Depuis qu’Istanbul a acquis le statut envié de mégalopole dynamique, la capitale économique turque poursuit une mue profonde menée au nom du « marketing urbain global ». Alors que les gratte-ciels de verre font désormais de l’ombre aux minarets, l’actuelle restructuration de la place Taksim est l’une des illustrations récentes des conséquences de cette mutation rapide.

Si l’idée d’offrir un lifting à cette esplanade et de repenser ses fonctions pouvait a priori faire consensus, les grandes lignes du « projet Taksim » ont, par contre, suscité la controverse. Annoncé par le premier ministre Erdoğan durant la campagne électorale législative de 2011, le projet a été dévoilé au grand public par la municipalité début 2012. De prime abord, l’intention affichée semblait louable : rendre la place aux piétons en reléguant le trafic en sous-sol. Mais les détails du plan d’aménagement ont très vite inquiété la société civile.

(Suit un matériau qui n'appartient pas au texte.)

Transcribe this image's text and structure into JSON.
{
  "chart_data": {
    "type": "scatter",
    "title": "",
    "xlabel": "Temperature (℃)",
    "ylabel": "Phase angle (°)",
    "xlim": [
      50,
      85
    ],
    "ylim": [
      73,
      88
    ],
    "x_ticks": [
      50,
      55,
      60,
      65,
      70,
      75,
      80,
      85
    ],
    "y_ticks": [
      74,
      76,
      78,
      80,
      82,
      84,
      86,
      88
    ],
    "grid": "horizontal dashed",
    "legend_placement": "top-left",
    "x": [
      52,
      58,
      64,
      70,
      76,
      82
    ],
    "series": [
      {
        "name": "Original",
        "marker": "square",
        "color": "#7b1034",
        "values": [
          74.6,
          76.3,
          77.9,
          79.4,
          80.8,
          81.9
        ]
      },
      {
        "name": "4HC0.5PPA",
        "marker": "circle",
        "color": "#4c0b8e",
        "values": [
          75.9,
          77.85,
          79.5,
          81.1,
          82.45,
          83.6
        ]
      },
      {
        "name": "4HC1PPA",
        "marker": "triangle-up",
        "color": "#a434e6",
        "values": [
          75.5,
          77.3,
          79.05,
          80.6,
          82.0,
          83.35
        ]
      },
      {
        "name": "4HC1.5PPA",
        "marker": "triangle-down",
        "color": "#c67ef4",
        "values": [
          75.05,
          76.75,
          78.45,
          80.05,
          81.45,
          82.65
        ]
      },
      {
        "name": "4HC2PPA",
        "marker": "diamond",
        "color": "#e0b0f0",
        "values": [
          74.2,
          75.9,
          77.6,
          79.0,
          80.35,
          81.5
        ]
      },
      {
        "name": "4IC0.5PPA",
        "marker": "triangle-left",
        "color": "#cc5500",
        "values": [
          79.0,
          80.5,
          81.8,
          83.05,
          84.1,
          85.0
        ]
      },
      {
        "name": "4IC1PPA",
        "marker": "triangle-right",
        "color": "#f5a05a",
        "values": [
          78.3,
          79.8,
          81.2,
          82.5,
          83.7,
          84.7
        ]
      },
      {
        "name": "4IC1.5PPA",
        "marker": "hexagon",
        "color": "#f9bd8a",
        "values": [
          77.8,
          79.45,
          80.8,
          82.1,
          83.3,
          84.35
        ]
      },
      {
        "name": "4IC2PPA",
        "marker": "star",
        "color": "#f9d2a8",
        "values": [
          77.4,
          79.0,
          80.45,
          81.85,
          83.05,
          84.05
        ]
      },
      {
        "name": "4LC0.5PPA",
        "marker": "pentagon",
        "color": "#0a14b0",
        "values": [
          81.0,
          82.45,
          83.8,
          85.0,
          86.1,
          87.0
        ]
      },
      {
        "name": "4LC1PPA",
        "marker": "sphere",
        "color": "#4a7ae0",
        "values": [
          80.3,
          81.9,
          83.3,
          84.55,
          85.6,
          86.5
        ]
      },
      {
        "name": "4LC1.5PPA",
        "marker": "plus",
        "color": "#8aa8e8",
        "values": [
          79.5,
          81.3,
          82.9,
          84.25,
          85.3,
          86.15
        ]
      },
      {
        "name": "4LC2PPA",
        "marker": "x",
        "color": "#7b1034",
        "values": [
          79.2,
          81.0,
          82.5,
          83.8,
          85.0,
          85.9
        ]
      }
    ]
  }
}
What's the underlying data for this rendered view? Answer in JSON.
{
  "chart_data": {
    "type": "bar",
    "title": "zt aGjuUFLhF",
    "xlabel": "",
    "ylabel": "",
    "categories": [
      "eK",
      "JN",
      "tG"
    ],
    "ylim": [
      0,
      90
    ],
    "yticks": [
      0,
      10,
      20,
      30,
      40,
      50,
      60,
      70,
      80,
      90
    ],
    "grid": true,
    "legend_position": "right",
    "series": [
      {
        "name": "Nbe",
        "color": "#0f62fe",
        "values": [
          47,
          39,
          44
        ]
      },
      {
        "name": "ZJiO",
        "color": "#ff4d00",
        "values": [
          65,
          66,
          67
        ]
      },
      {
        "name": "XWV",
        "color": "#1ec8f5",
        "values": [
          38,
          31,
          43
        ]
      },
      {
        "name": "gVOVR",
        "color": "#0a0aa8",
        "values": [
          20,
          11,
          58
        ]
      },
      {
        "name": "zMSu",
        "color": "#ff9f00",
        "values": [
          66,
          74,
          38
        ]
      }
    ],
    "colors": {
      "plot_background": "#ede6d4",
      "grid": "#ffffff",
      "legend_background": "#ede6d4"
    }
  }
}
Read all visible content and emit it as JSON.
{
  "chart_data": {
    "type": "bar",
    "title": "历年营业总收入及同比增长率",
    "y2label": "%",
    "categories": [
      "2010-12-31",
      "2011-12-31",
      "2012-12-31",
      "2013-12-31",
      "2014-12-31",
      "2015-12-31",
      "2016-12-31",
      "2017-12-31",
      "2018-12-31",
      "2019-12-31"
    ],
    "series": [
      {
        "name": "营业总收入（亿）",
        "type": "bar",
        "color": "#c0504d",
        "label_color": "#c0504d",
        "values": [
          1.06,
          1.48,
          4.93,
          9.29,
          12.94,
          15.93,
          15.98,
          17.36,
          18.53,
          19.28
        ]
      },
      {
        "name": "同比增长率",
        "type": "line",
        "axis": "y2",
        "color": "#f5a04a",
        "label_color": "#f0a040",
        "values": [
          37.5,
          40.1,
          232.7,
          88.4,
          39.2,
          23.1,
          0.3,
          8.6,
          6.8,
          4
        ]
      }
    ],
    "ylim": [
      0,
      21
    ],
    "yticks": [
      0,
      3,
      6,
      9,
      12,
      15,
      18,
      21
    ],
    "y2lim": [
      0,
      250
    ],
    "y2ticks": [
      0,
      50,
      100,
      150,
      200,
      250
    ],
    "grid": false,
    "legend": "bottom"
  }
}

La démocratie, laisse béton

Ainsi, dès l’annonce du projet le collectif Taksim Plateformu s’est employé à dénoncer le parti pris urbanistique choisi et à proposer des alternatives. Pour ses membres, le projet Taksim ne constitue que l’ultime avatar des carences d’une politique de rénovation urbaine qui, de manière quasi systématique, fait fi des exigences démocratiques (absence de consultation préalable des habitants et professionnels de l’urbanisme, manque de transparence). En l’espèce, c’est également la rapidité inhabituelle avec laquelle les instances municipales et autres agences réglementaires ont approuvé le plan de restructuration qui serait révélatrice de l’incurie des pouvoirs publics. On comprend ainsi mieux pourquoi, lorsque les travaux ont débuté en novembre 2012, riverains et commerçants ont eu le sentiment d’être mis devant le fait accompli et n’expriment aujourd’hui qu’incompréhension et frustration. Comme le confie un Stambouliote désabusé : « Ici, n’importe qui peut construire n’importe quoi, n’importe où ! ». Dans un tel contexte, difficile de croire, en effet, que le projet Taksim a été conçu dans l’intérêt des citoyens, d’autant que les performances de l’économie nationale reposent en grande partie sur le secteur du BTP. Dans la sphère politique nationale, il se murmure, en outre, que les grands projets d’infrastructures sont devenus des arguments électoralistes. Rien d’étonnant donc à ce que la suspicion règne quant aux véritables intentions des concepteurs du plan d’aménagement d’une place par ailleurs hautement symbolique.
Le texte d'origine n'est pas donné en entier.